The option of marketing a special paediatric medicinal product (Paediatric Use Marketing Authorisation - PUMA) is created for existing medicinal products. A special protective mechanism applies for these products: even if the paediatric medicinal product is a line extension of an existing medicinal product, a new protective period for the dossier is nonetheless created.
Paediatric Worksharing procedures
Articles 45 and 46 of the Regulation on medicinal products for paediatric use outline two types of worksharing procedures. Article 45 of the Regulation stipulates that marketing authorisation holders must submit the outcomes of all trials with their medicines in children to the authorities before 26 January 2008. All marketing authorisation holders have now complied, even if no paediatric indication is authorised for their product. The objective of this regulation article is to have all data which had not been submitted previously, available and evaluate them in a worksharing procedure. Following the worksharing procedure, a public assessment report is published and paediatric information in SmPCs and package leaflets of products is harmonised where possible. The CMDh coordinates this worksharing procedure. Harmonisation often proves difficult as the products did not undergo prior harmonisation.

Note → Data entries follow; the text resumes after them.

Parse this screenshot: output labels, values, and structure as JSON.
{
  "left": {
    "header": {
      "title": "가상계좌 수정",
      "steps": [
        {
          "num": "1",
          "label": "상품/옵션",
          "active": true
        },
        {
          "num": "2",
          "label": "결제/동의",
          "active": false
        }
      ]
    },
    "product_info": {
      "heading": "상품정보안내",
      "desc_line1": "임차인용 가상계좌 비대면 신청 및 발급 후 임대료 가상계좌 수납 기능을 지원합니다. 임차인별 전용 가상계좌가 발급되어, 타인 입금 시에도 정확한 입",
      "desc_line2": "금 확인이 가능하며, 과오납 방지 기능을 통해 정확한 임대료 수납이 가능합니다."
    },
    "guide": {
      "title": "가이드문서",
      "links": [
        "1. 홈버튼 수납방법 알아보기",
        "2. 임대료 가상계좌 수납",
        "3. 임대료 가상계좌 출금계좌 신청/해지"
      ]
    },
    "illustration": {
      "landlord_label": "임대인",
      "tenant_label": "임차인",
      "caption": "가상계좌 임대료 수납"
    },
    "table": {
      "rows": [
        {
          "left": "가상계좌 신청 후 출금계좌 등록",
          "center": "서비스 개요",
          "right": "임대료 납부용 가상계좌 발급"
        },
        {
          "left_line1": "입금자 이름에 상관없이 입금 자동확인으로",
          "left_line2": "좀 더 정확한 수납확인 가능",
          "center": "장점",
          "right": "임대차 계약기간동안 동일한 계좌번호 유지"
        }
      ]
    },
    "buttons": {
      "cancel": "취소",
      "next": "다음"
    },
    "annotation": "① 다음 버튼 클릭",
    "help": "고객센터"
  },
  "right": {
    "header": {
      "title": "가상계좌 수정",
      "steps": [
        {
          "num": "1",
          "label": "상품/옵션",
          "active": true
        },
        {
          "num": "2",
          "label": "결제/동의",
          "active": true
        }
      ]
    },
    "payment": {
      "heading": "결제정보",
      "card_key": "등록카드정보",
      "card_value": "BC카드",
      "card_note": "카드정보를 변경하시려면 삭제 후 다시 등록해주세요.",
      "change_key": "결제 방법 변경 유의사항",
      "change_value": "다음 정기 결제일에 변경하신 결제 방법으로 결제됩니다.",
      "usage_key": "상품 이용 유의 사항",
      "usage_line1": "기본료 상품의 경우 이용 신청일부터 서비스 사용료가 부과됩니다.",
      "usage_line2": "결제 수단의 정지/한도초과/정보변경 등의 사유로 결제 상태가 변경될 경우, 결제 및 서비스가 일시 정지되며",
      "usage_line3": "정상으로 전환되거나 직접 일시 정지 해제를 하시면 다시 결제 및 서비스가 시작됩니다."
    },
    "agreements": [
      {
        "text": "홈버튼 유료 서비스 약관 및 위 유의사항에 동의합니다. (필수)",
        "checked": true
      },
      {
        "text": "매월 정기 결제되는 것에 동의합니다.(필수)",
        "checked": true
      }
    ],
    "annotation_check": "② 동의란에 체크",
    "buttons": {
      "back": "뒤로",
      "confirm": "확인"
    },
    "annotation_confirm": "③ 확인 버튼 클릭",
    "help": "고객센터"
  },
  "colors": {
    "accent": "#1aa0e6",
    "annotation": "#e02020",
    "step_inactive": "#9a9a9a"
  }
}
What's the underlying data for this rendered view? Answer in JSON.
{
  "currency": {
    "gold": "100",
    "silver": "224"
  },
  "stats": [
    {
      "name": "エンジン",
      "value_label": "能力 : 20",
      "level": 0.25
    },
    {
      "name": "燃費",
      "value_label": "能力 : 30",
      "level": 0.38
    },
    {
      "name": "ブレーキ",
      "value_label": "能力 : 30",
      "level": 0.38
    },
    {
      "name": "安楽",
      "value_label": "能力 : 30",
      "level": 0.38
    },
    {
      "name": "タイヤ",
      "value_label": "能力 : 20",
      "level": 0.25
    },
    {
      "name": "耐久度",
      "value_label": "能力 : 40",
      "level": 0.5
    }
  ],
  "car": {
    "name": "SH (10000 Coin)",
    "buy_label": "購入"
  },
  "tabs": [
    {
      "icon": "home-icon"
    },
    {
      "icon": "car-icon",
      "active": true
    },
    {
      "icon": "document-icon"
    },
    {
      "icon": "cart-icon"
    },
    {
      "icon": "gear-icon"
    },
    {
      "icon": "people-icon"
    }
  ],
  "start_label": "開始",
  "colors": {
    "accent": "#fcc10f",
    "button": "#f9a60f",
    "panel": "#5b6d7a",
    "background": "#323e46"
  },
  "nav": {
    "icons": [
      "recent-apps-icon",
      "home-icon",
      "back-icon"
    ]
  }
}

Regulation article 46 stipulates that marketing authorisation holders must submit all paediatric medicine trials to the authorities within 6 months following completion of the trial. The objective of this regulation article is to evaluate all new studies in a worksharing procedure also, enabling direct harmonised inclusion of this new information in the SmPCs and package leaflets of all relevant products in the EU. This worksharing procedure is also coordinated by de CMDh.
Paediatric Medicines Experts
Both the European Commission and the MEB attach great importance to:
- The development of new medicinal products for children
- Continued research into the use of existing medicinal products in children
- The development of new pharmaceutical forms of existing medicinal products for children
- Remaining focused on medical (research) practice while realising its tasks
With the adoption of the Regulation on medicinal products for paediatric use, and in that connection the establishment of the Paediatric Committee in Europe, the MEB has expanded and consolidated its expertise in the field of paediatric medicine. To this end, collaboration has been sought with a number of prominent paediatricians/pharmacists and research groups in the Netherlands in the field of pharmacotherapy in children.
Openbare beoordelingsrapporten kindergeneesmiddelen
The website of the 'Heads of Medicines Agencies' (the joint website for all national competent authorities) has an overview of all public assessment reports (PARs) in the area of paediatric medicinal products.
These reports are obtained via the EU work sharing system. EU work sharing is a cooperative process in which EU Member States share the activities involved in assessing paediatric data.